Mr Lombardo again expressed frustration with the pace of the investigation, but not with the investigators who have yet to pinpoint the motive behind Paddock's decision to fire from the 32nd floor of the Mandalay Bay hotel casino on a Las Vegas Strip concert crowd of 22,000 on October 1.
"It's because this individual purposely hid his actions leading up to this event, and it is difficult for us to find the answers to those actions," Mr Lombardo said.
"We believe he decided to take the lives he did and he had a very purposeful plan that he carried out."
There is still no evidence Paddock was motivated by ideology, or that there was another gunman, he said. Investigators have found 200 incidents of Paddock moving through the city, and at no time was he with anyone else.
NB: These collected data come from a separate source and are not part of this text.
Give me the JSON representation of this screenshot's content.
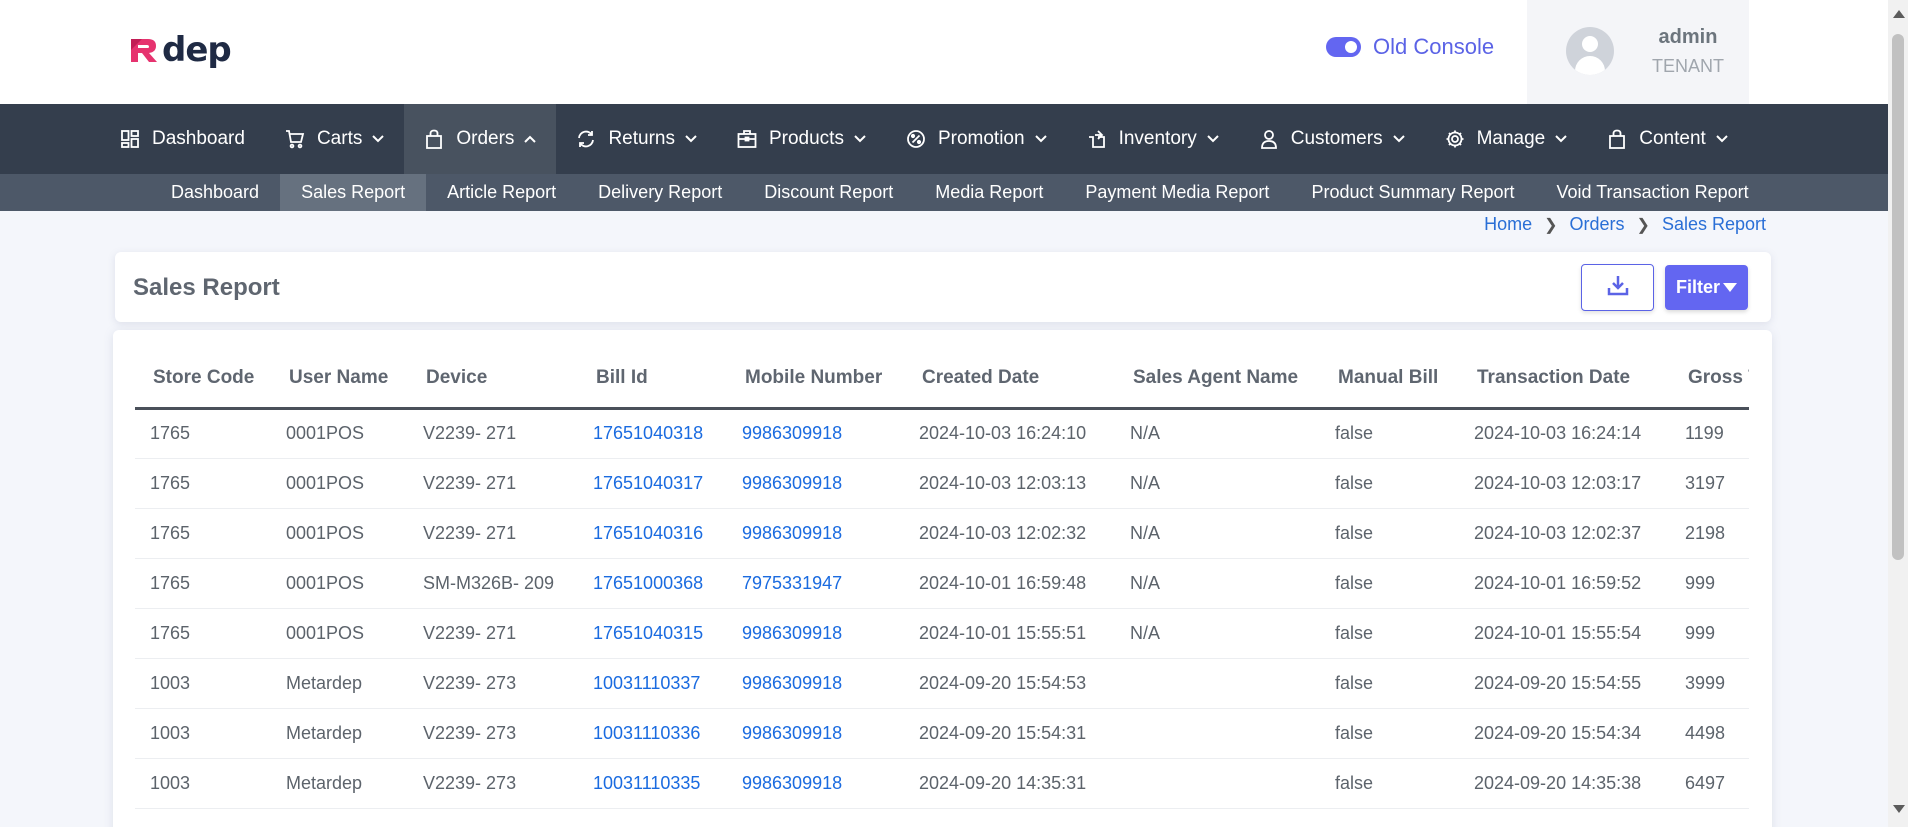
{
  "brand": {
    "logo_text": "dep",
    "accent": "#6366f1"
  },
  "header": {
    "console_label": "Old Console",
    "console_enabled": true,
    "user": {
      "name": "admin",
      "role": "TENANT"
    }
  },
  "nav": {
    "items": [
      {
        "label": "Dashboard",
        "icon": "dashboard-icon",
        "has_menu": false,
        "active": false
      },
      {
        "label": "Carts",
        "icon": "cart-icon",
        "has_menu": true,
        "active": false
      },
      {
        "label": "Orders",
        "icon": "bag-icon",
        "has_menu": true,
        "active": true
      },
      {
        "label": "Returns",
        "icon": "refresh-icon",
        "has_menu": true,
        "active": false
      },
      {
        "label": "Products",
        "icon": "briefcase-icon",
        "has_menu": true,
        "active": false
      },
      {
        "label": "Promotion",
        "icon": "badge-percent-icon",
        "has_menu": true,
        "active": false
      },
      {
        "label": "Inventory",
        "icon": "inventory-icon",
        "has_menu": true,
        "active": false
      },
      {
        "label": "Customers",
        "icon": "user-icon",
        "has_menu": true,
        "active": false
      },
      {
        "label": "Manage",
        "icon": "gear-icon",
        "has_menu": true,
        "active": false
      },
      {
        "label": "Content",
        "icon": "bag-icon",
        "has_menu": true,
        "active": false
      }
    ]
  },
  "subnav": {
    "items": [
      "Dashboard",
      "Sales Report",
      "Article Report",
      "Delivery Report",
      "Discount Report",
      "Media Report",
      "Payment Media Report",
      "Product Summary Report",
      "Void Transaction Report"
    ],
    "active_index": 1
  },
  "breadcrumb": {
    "items": [
      "Home",
      "Orders",
      "Sales Report"
    ]
  },
  "page": {
    "title": "Sales Report",
    "filter_label": "Filter"
  },
  "table": {
    "columns": [
      "Store Code",
      "User Name",
      "Device",
      "Bill Id",
      "Mobile Number",
      "Created Date",
      "Sales Agent Name",
      "Manual Bill",
      "Transaction Date",
      "Gross Total"
    ],
    "rows": [
      [
        "1765",
        "0001POS",
        "V2239- 271",
        "17651040318",
        "9986309918",
        "2024-10-03 16:24:10",
        "N/A",
        "false",
        "2024-10-03 16:24:14",
        "1199"
      ],
      [
        "1765",
        "0001POS",
        "V2239- 271",
        "17651040317",
        "9986309918",
        "2024-10-03 12:03:13",
        "N/A",
        "false",
        "2024-10-03 12:03:17",
        "3197"
      ],
      [
        "1765",
        "0001POS",
        "V2239- 271",
        "17651040316",
        "9986309918",
        "2024-10-03 12:02:32",
        "N/A",
        "false",
        "2024-10-03 12:02:37",
        "2198"
      ],
      [
        "1765",
        "0001POS",
        "SM-M326B- 209",
        "17651000368",
        "7975331947",
        "2024-10-01 16:59:48",
        "N/A",
        "false",
        "2024-10-01 16:59:52",
        "999"
      ],
      [
        "1765",
        "0001POS",
        "V2239- 271",
        "17651040315",
        "9986309918",
        "2024-10-01 15:55:51",
        "N/A",
        "false",
        "2024-10-01 15:55:54",
        "999"
      ],
      [
        "1003",
        "Metardep",
        "V2239- 273",
        "10031110337",
        "9986309918",
        "2024-09-20 15:54:53",
        "",
        "false",
        "2024-09-20 15:54:55",
        "3999"
      ],
      [
        "1003",
        "Metardep",
        "V2239- 273",
        "10031110336",
        "9986309918",
        "2024-09-20 15:54:31",
        "",
        "false",
        "2024-09-20 15:54:34",
        "4498"
      ],
      [
        "1003",
        "Metardep",
        "V2239- 273",
        "10031110335",
        "9986309918",
        "2024-09-20 14:35:31",
        "",
        "false",
        "2024-09-20 14:35:38",
        "6497"
      ]
    ]
  }
}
Mr Lombardo said police and FBI agents, including behavioural profilers, have still not found a particular event in Paddock's life that might have triggered the shooting.
The sheriff added that a complete evaluation of Paddock's mental condition was not yet done. Authorities did not find a note in his room, only a paper with numbers, he said.
Investigators believe the numbers represented calculations for more precise shots, according to a law enforcement source.
The sheriff also confirmed investigators are talking with Paddock's brother Eric, who travelled to Las Vegas, and continue to speak with the gunman's girlfriend Marilou Danley.
Mr Lombardo declined to reveal what they have said, but added: "Every piece of information we get is one more piece of the puzzle."